Taylor acknowledged to the judge at the hearing that between October 20 and the day Cara Kemodle withdrew from the case, she had "no touch or engagement" with the defendant. She had not spoken to Taylor or provided any legal advice, according to Taylor.

She also told the judge that she had spoken with Latah County prosecutor Bill Thomas and senior deputy prosecutor Ashley Jennings about the case. According to the people she spoke with in the Bar Counsel office of the Idaho State Bar, there was no conflict of interest.

According to the minutes, Taylor "stated that there is no other individual that she is tied to in this matter and suggested that Mr. Kohberger is the only one in this case to whom she has a duty of advocacy and allegiance."

The court next questioned Kohberger, who, according to the minutes, claimed that he felt "comfortable going with Ms. Taylor as counsel" given the facts he had received and the talks he had with her.

Michael McAuliffe, a former federal prosecutor and elected state attorney, told Newsweek that a lawyer's conflict of interest can be founded on the reasonable presumption that a lawyer's loyalty is undermined in some way. This includes, in his words, having previously represented the subject as a prospective witness against the lawyer's current client.
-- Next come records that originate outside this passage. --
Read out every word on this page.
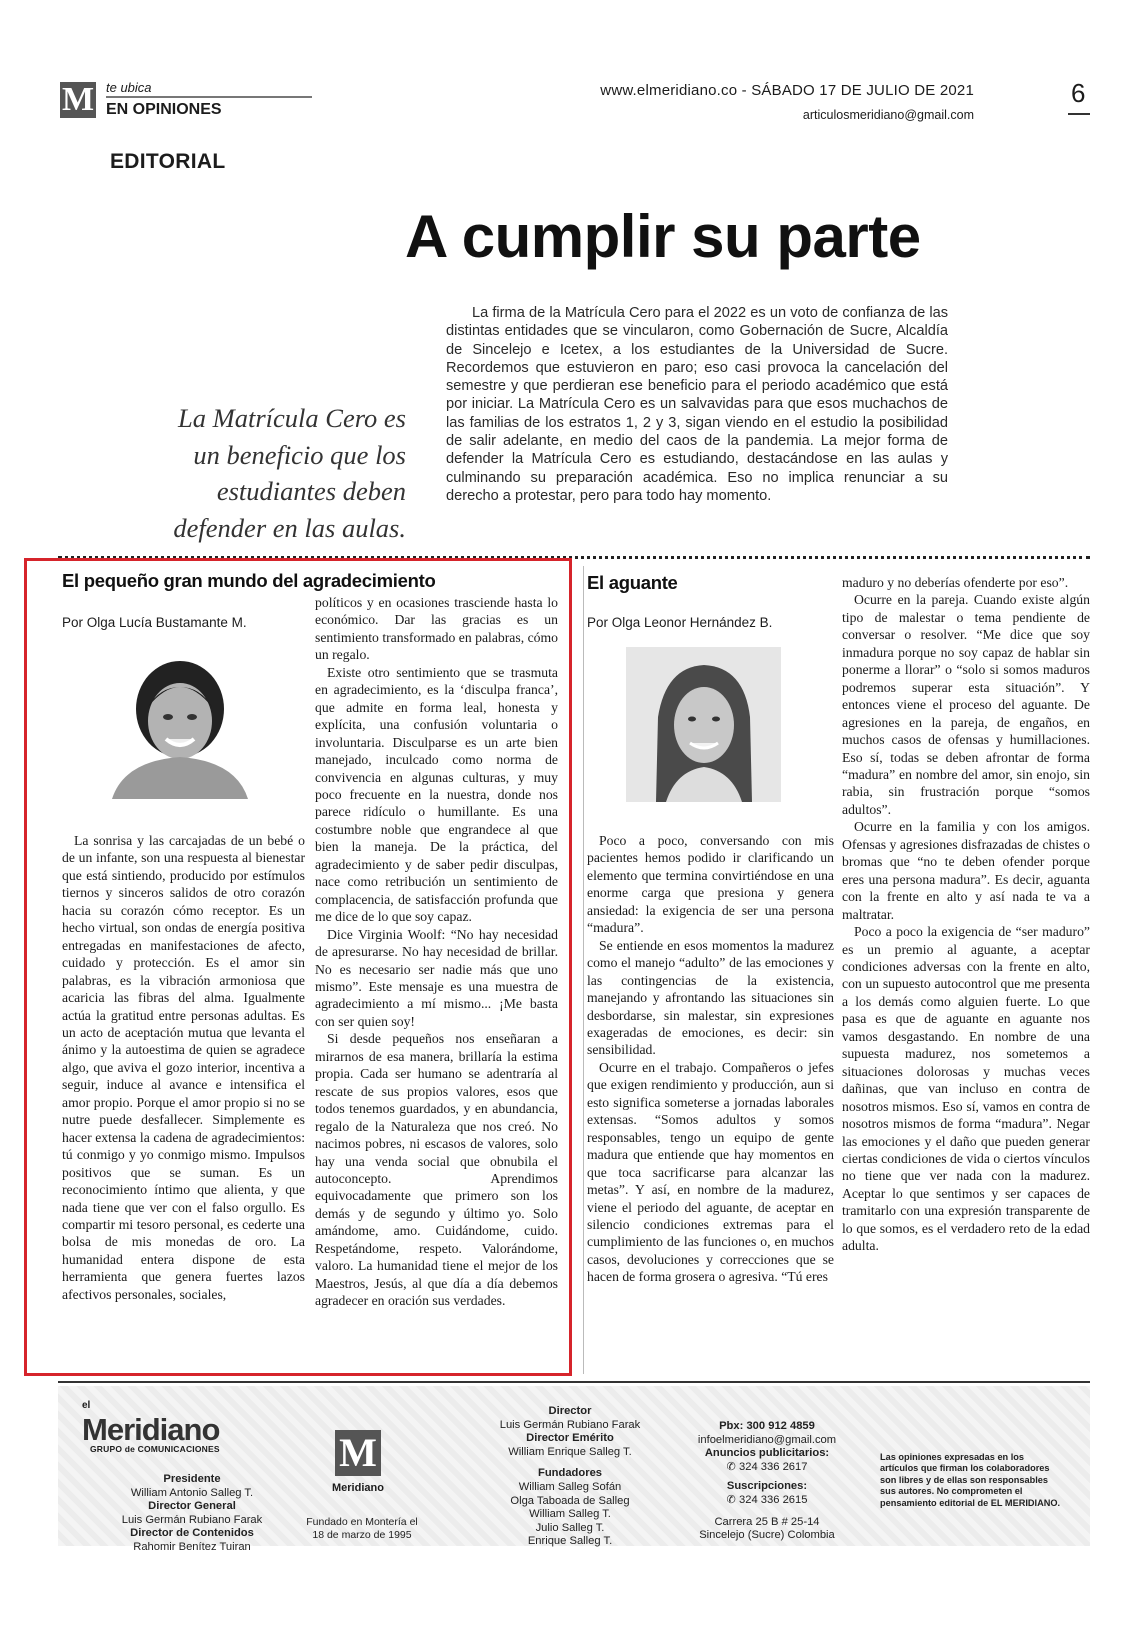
M te ubica
EN OPINIONES
EDITORIAL
www.elmeridiano.co - SÁBADO 17 DE JULIO DE 2021
articulosmeridiano@gmail.com
6
A cumplir su parte
La Matrícula Cero es un beneficio que los estudiantes deben defender en las aulas.

La firma de la Matrícula Cero para el 2022 es un voto de confianza de las distintas entidades que se vincularon, como Gobernación de Sucre, Alcaldía de Sincelejo e Icetex, a los estudiantes de la Universidad de Sucre. Recordemos que estuvieron en paro; eso casi provoca la cancelación del semestre y que perdieran ese beneficio para el periodo académico que está por iniciar. La Matrícula Cero es un salvavidas para que esos muchachos de las familias de los estratos 1, 2 y 3, sigan viendo en el estudio la posibilidad de salir adelante, en medio del caos de la pandemia. La mejor forma de defender la Matrícula Cero es estudiando, destacándose en las aulas y culminando su preparación académica. Eso no implica renunciar a su derecho a protestar, pero para todo hay momento.

El pequeño gran mundo del agradecimiento
Por Olga Lucía Bustamante M.

La sonrisa y las carcajadas de un bebé o de un infante, son una respuesta al bienestar que está sintiendo, producido por estímulos tiernos y sinceros salidos de otro corazón hacia su corazón cómo receptor. Es un hecho virtual, son ondas de energía positiva entregadas en manifestaciones de afecto, cuidado y protección. Es el amor sin palabras, es la vibración armoniosa que acaricia las fibras del alma. Igualmente actúa la gratitud entre personas adultas. Es un acto de aceptación mutua que levanta el ánimo y la autoestima de quien se agradece algo, que aviva el gozo interior, incentiva a seguir, induce al avance e intensifica el amor propio. Porque el amor propio si no se nutre puede desfallecer. Simplemente es hacer extensa la cadena de agradecimientos: tú conmigo y yo conmigo mismo. Impulsos positivos que se suman. Es un reconocimiento íntimo que alienta, y que nada tiene que ver con el falso orgullo. Es compartir mi tesoro personal, es cederte una bolsa de mis monedas de oro. La humanidad entera dispone de esta herramienta que genera fuertes lazos afectivos personales, sociales,

políticos y en ocasiones trasciende hasta lo económico. Dar las gracias es un sentimiento transformado en palabras, cómo un regalo.

Existe otro sentimiento que se trasmuta en agradecimiento, es la ‘disculpa franca’, que admite en forma leal, honesta y explícita, una confusión voluntaria o involuntaria. Disculparse es un arte bien manejado, inculcado como norma de convivencia en algunas culturas, y muy poco frecuente en la nuestra, donde nos parece ridículo o humillante. Es una costumbre noble que engrandece al que bien la maneja. De la práctica, del agradecimiento y de saber pedir disculpas, nace como retribución un sentimiento de complacencia, de satisfacción profunda que me dice de lo que soy capaz.

Dice Virginia Woolf: “No hay necesidad de apresurarse. No hay necesidad de brillar. No es necesario ser nadie más que uno mismo”. Este mensaje es una muestra de agradecimiento a mí mismo... ¡Me basta con ser quien soy!

Si desde pequeños nos enseñaran a mirarnos de esa manera, brillaría la estima propia. Cada ser humano se adentraría al rescate de sus propios valores, esos que todos tenemos guardados, y en abundancia, regalo de la Naturaleza que nos creó. No nacimos pobres, ni escasos de valores, solo hay una venda social que obnubila el autoconcepto. Aprendimos equivocadamente que primero son los demás y de segundo y último yo. Solo amándome, amo. Cuidándome, cuido. Respetándome, respeto. Valorándome, valoro. La humanidad tiene el mejor de los Maestros, Jesús, al que día a día debemos agradecer en oración sus verdades.

El aguante
Por Olga Leonor Hernández B.

Poco a poco, conversando con mis pacientes hemos podido ir clarificando un elemento que termina convirtiéndose en una enorme carga que presiona y genera ansiedad: la exigencia de ser una persona “madura”.

Se entiende en esos momentos la madurez como el manejo “adulto” de las emociones y las contingencias de la existencia, manejando y afrontando las situaciones sin desbordarse, sin malestar, sin expresiones exageradas de emociones, es decir: sin sensibilidad.

Ocurre en el trabajo. Compañeros o jefes que exigen rendimiento y producción, aun si esto significa someterse a jornadas laborales extensas. “Somos adultos y somos responsables, tengo un equipo de gente madura que entiende que hay momentos en que toca sacrificarse para alcanzar las metas”. Y así, en nombre de la madurez, viene el periodo del aguante, de aceptar en silencio condiciones extremas para el cumplimiento de las funciones o, en muchos casos, devoluciones y correcciones que se hacen de forma grosera o agresiva. “Tú eres

maduro y no deberías ofenderte por eso”.

Ocurre en la pareja. Cuando existe algún tipo de malestar o tema pendiente de conversar o resolver. “Me dice que soy inmadura porque no soy capaz de hablar sin ponerme a llorar” o “solo si somos maduros podremos superar esta situación”. Y entonces viene el proceso del aguante. De agresiones en la pareja, de engaños, en muchos casos de ofensas y humillaciones. Eso sí, todas se deben afrontar de forma “madura” en nombre del amor, sin enojo, sin rabia, sin frustración porque “somos adultos”.

Ocurre en la familia y con los amigos. Ofensas y agresiones disfrazadas de chistes o bromas que “no te deben ofender porque eres una persona madura”. Es decir, aguanta con la frente en alto y así nada te va a maltratar.

Poco a poco la exigencia de “ser maduro” es un premio al aguante, a aceptar condiciones adversas con la frente en alto, con un supuesto autocontrol que me presenta a los demás como alguien fuerte. Lo que pasa es que de aguante en aguante nos vamos desgastando. En nombre de una supuesta madurez, nos sometemos a situaciones dolorosas y muchas veces dañinas, que van incluso en contra de nosotros mismos. Eso sí, vamos en contra de nosotros mismos de forma “madura”. Negar las emociones y el daño que pueden generar ciertas condiciones de vida o ciertos vínculos no tiene que ver nada con la madurez. Aceptar lo que sentimos y ser capaces de tramitarlo con una expresión transparente de lo que somos, es el verdadero reto de la edad adulta.

el
Meridiano
GRUPO de COMUNICACIONES
Presidente
William Antonio Salleg T.
Director General
Luis Germán Rubiano Farak
Director de Contenidos
Rahomir Benítez Tuiran
M
Meridiano
Fundado en Montería el 18 de marzo de 1995
Director
Luis Germán Rubiano Farak
Director Emérito
William Enrique Salleg T.
Fundadores
William Salleg Sofán
Olga Taboada de Salleg
William Salleg T.
Julio Salleg T.
Enrique Salleg T.
Pbx: 300 912 4859
infoelmeridiano@gmail.com
Anuncios publicitarios:
✆ 324 336 2617
Suscripciones:
✆ 324 336 2615
Carrera 25 B # 25-14
Sincelejo (Sucre) Colombia
Las opiniones expresadas en los artículos que firman los colaboradores son libres y de ellas son responsables sus autores. No comprometen el pensamiento editorial de EL MERIDIANO.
"The absence of true advocacy on behalf of Ms. Kernodle is significant, but it is not conclusive as to whether the process' integrity should be appropriately questioned," he said.

"This may still be the case, even if some of the past representations were influenced by Ms. Taylor's role as public defender." She is still in charge of running the office and managing the full caseload as the office holder.

"In the end, I'll defer to the state bar organization," McAuliffe stated, "as to the particular state ethical rules that apply to the facts of the Kohberger case. Yet, it looks like the issue may have been resolved but not adequately.

Kohberger is charged with four counts of first-degree murder and one act of burglary. Although he has not yet entered a plea, the Pennsylvania defense lawyer who represented him when he was arrested on December 30 said that he was "ready to be exonerated."

Beginning in January, Judge Marshall issued a gag order forbidding anybody connected to the case—including attorneys, law enforcement agents, and other parties—from discussing it in public or in writing. She then extended it to prohibit anyone speaking or writing about the case who is representing witnesses, survivors, or family members of the victims.

Beginning on June 26, the preliminary hearing will last for five days.